I moved my foot into the doorway to catch it, then followed him inside as he strode across the restaurant floor. “Do you know where I can find him?”

He paused at the bar before easing himself behind the counter. He looked me over like he was assessing the threat of a person who had barged into a closed establishment. This was when it paid to be small and unassuming.

“I’m not in the habit of giving out employee information,” he said, his words carrying through the empty space. I’d never been in here on a Sunday afternoon, and it seemed so much larger without the crowd and the noise. I could hear dishes from the kitchen, low laughter.

“It’s really important,” I said, standing on the other side of the counter. Then, at the condescending look he gave me, I added, “It’s about a mutual friend. I work at the hospital.” Letting him fill in the gaps. Letting him wonder at the implication, true or not.

Eventually, he took his phone from the back pocket of his baggy jeans. “I can call him myself,” he said, “though I can’t guarantee he’ll answer. He works late hours, as you might guess.”
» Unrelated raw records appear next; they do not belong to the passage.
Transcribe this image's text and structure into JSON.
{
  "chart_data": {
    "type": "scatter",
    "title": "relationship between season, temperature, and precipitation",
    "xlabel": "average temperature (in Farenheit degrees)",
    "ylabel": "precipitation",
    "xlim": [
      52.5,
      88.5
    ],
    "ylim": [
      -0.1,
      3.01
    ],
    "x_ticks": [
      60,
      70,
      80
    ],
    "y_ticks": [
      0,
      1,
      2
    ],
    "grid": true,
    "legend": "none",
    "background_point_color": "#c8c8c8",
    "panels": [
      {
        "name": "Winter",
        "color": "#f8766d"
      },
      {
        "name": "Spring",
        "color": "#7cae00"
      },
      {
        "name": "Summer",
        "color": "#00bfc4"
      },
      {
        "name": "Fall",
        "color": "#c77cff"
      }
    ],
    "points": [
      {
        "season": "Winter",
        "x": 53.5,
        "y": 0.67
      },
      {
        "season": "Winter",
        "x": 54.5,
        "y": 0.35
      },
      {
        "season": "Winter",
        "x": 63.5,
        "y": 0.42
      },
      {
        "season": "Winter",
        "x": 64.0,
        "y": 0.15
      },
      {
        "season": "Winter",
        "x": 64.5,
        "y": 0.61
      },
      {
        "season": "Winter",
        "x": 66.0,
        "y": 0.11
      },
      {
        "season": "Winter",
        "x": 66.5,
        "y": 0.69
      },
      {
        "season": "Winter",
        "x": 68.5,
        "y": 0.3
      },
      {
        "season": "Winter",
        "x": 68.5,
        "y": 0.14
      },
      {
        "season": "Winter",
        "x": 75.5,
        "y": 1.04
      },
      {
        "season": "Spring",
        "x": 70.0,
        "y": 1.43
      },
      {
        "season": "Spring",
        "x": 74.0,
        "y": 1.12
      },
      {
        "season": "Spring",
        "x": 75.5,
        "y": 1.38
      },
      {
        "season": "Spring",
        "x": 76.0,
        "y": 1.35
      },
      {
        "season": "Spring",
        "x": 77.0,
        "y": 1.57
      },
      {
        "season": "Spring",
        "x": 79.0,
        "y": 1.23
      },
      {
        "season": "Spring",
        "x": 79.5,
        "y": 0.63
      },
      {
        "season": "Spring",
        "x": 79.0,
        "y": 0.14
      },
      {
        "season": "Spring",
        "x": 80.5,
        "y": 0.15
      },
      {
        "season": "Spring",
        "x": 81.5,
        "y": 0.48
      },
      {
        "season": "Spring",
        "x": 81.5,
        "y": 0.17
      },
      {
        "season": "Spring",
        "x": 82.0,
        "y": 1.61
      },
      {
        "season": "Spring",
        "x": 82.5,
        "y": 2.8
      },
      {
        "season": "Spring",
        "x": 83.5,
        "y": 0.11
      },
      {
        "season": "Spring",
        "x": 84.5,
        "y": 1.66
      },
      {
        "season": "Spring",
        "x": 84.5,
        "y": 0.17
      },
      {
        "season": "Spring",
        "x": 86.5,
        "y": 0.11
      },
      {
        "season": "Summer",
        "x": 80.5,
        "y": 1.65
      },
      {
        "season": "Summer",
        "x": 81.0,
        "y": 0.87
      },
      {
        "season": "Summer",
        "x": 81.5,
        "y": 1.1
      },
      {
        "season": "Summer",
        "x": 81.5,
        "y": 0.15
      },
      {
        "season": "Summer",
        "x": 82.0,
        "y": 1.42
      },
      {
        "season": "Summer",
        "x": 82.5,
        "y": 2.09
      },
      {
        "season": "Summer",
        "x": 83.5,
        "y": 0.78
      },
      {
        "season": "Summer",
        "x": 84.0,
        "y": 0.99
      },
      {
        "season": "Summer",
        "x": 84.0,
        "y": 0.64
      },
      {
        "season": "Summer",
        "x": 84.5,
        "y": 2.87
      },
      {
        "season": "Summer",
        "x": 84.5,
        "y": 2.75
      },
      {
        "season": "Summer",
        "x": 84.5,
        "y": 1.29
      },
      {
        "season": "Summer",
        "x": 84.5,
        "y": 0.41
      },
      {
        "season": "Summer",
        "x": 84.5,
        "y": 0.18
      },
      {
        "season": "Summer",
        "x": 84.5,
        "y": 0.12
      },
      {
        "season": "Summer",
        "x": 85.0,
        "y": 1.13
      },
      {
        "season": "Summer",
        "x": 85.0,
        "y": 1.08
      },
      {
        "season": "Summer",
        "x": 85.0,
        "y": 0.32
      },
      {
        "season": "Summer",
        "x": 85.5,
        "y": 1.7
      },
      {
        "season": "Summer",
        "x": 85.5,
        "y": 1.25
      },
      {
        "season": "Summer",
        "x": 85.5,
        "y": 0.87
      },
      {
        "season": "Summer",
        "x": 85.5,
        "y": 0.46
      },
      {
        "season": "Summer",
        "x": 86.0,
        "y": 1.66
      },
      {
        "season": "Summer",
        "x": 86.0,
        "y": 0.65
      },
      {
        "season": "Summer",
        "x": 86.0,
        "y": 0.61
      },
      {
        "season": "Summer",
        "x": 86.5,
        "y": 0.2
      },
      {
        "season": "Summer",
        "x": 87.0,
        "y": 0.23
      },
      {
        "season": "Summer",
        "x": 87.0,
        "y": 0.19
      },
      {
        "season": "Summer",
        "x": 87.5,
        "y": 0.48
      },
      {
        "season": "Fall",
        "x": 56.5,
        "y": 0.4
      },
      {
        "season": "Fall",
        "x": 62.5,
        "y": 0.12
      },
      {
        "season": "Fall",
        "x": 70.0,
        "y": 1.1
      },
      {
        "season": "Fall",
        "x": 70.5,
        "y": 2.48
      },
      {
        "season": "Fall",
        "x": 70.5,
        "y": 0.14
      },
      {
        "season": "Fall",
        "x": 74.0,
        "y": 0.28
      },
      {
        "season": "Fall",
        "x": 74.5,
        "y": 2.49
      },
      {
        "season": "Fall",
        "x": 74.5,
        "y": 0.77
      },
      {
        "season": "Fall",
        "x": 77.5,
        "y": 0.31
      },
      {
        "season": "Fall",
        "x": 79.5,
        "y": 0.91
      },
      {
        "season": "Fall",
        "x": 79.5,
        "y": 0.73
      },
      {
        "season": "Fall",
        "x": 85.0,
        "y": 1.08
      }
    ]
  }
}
He dialed from the other side of the bar, looked right at me as he spoke. His face was round and aged, his eyes small and dark. We stared at each other in silence for so long that I was worried the call had gone to voicemail, when he finally broke the silence. “Trevor, sorry to bother you, I’ve got a woman at the restaurant by the name of . . .”

“Olivia Meyer,” I said.

“Olivia Meyer,” he repeated. “She was asking for your contact. She says it’s about a friend . . .”

“Elyse,” I said. This was ridiculous. Couldn’t he just hand me the phone and let me talk to Trevor?
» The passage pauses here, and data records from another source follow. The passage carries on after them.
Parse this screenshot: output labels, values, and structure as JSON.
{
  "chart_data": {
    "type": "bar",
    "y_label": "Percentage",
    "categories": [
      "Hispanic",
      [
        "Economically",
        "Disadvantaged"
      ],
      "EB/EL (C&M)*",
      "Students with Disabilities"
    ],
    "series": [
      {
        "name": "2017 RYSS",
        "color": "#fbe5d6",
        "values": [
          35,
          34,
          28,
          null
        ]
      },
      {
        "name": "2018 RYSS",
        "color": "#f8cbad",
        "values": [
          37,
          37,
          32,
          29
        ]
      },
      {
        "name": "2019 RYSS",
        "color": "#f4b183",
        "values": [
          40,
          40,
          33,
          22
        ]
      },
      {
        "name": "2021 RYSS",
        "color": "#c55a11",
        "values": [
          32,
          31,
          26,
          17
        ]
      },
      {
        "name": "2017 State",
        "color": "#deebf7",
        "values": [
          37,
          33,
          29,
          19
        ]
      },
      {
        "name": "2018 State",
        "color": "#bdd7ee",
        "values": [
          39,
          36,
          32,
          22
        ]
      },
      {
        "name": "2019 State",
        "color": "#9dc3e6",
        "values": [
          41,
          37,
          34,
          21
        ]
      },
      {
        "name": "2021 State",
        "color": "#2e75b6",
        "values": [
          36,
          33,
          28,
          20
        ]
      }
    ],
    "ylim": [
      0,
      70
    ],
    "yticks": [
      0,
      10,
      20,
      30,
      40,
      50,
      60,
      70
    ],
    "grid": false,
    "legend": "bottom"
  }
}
“Elyse,” he repeated, and then, based on whatever Trevor must’ve told him, he did slowly hand me the phone.

“Liv? What’s going on?”

I backed away from the bar, though I was sure this guy could hear. There was nowhere to go for privacy. “Is Elyse with you?” I asked.

“What? No, why would you think . . .” Trevor’s voice was both tense and gravelly, like we’d woken him and he was still trying to get his bearings.

“I can’t find her, and she didn’t show up for work. And her car is at her place, but she’s not there. I just want to make sure she’s okay.” Like I knew Rick would do for me. I wasn’t sure who else would notice if something was wrong in Elyse’s life.